Patrick Trinkle

CMSC611

Extra Credit

“Compressed Lossless Texture Representation and Caching”

1)

The more immediate parallel to what we’ve been studying in class is the idea that memory is slow, so any method to require less memory access is a good thing. In this case and in our class this idea of slow memory is tackled by more or less avoiding the problem by supplying superfast caches. A modern CPU utilizes a minimum of 2 levels of cache before main memory is hit. Each level of cache has slightly different characteristics, which more closely model its specific purpose. The higher level of cache is often smaller and faster than a lower level. CPU caches tend to be actual data, whereas these individuals have done something rather clever. Instead of structuring progressively larger caches in a chain, each holding strictly data (possibly in a subset to superset framework or mutually exclusive sets), for their purpose they have actually structured their data into a B-Tree of compressed data blocks. With this they have 1 cache of actually decompressed texture tiles, the Tile cache. Then two other caches closely modeling the B-Tree stored in main memory: an index cache, which holds decompressed index blocks, and a leaf cache that is further down. Interestingly enough caching the recent blocks from a B-Tree can maximize efficiency with the already rather efficient balanced tree. This caching also implies that the data texture tiles are repeatedly used in a non-random method. This is also demonstrated by the usage of the Least Recently Used replacement scheme for the 3 caches. Another aspect we glanced over that they’re taking advantage of is multiple in-flight memory requests; as these will reduce the overall access latency. The initial access latency might be hit once for multiple requests, each carrying the normal read latency and transmission time.

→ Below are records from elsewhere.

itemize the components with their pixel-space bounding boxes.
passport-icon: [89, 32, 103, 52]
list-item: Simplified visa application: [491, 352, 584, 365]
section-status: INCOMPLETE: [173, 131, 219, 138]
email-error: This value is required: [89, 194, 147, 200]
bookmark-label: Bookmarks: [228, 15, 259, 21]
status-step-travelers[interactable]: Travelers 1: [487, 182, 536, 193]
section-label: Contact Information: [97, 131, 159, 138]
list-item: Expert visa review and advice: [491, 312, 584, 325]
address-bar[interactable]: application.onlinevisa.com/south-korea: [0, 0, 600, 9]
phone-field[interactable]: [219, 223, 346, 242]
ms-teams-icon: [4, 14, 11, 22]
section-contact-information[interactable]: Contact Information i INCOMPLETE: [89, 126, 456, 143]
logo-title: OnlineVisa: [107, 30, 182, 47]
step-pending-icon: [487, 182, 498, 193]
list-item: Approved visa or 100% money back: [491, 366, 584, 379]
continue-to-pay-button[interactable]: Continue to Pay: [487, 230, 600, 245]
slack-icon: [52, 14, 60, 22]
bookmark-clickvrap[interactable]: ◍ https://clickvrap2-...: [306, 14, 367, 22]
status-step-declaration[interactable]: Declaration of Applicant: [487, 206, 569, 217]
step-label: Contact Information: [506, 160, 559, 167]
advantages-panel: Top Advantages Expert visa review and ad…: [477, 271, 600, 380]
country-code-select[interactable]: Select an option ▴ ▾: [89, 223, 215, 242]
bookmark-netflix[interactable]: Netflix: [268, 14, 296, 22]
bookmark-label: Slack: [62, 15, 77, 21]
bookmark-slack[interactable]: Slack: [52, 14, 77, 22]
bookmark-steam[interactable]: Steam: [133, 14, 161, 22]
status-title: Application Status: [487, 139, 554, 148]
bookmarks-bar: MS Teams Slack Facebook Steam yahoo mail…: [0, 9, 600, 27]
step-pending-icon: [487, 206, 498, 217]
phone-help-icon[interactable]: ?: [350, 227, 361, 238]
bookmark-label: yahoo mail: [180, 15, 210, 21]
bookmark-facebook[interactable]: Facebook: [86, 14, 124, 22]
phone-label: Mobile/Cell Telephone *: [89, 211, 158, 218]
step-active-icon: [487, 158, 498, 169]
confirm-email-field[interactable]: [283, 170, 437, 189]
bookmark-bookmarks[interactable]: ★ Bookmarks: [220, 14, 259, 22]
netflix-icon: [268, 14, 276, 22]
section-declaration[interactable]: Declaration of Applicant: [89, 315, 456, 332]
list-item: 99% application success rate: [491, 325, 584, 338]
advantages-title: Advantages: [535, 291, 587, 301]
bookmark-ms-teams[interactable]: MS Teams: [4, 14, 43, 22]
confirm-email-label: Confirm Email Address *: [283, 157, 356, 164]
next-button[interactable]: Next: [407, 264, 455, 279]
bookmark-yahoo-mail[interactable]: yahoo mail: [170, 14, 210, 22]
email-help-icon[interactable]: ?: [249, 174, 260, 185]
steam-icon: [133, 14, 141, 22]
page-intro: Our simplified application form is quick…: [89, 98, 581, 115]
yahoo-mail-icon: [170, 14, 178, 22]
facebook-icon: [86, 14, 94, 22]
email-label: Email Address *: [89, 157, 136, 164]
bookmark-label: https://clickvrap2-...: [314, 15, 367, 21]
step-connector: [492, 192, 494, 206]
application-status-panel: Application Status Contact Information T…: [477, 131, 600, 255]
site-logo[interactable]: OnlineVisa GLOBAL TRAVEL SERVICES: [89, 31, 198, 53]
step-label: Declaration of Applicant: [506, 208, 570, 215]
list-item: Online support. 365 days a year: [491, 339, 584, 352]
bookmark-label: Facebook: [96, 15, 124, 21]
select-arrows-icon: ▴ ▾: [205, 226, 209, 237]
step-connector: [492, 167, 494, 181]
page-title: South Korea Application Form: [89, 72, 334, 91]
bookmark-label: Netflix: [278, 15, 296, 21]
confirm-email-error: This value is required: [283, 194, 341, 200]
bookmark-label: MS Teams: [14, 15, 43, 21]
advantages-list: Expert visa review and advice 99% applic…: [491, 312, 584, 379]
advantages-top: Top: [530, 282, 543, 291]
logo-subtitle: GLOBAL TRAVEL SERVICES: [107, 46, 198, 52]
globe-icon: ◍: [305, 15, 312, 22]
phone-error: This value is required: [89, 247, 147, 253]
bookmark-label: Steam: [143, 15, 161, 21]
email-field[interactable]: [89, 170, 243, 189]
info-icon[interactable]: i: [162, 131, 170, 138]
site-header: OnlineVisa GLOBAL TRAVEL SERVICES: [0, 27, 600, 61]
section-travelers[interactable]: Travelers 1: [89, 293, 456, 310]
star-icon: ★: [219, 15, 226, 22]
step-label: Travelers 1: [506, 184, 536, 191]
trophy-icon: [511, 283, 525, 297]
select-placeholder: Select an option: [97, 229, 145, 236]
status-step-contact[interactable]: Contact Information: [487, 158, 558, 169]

Another large problem is bandwidth. They have tackled this partially with data compression. The paper indicates that compressing instructions is not uncommon; and such compressed instructions are read-only—therefore only ever needing to be decompressed. This idea of read only memory, versus read-write follows what we’ve studied in class as well. Also the expansion of the idea to use this read-only, read-write paradigm to actually enforce security, such as non-execute, etc, was discussed. Their paper detailed the decompression overhead to only 2 cycles. With memory latency considerably higher, it might be worth investigating compression for more than read-only memory sections (instructions) or to consider allowing compilers to request data pages that are read only, and therefore can more easily be accessed with regard to compression/decompression. For an example if you can compress the program data’s image in main memory, the decompression execution time should prove considerably faster than the actual access latencies—which is pretty cool. If program data is ASCII there are many fairly strong compression algorithms, which likely could be implemented in hardware.

2)

Actually forgot there was a part 2 until too late to get it done.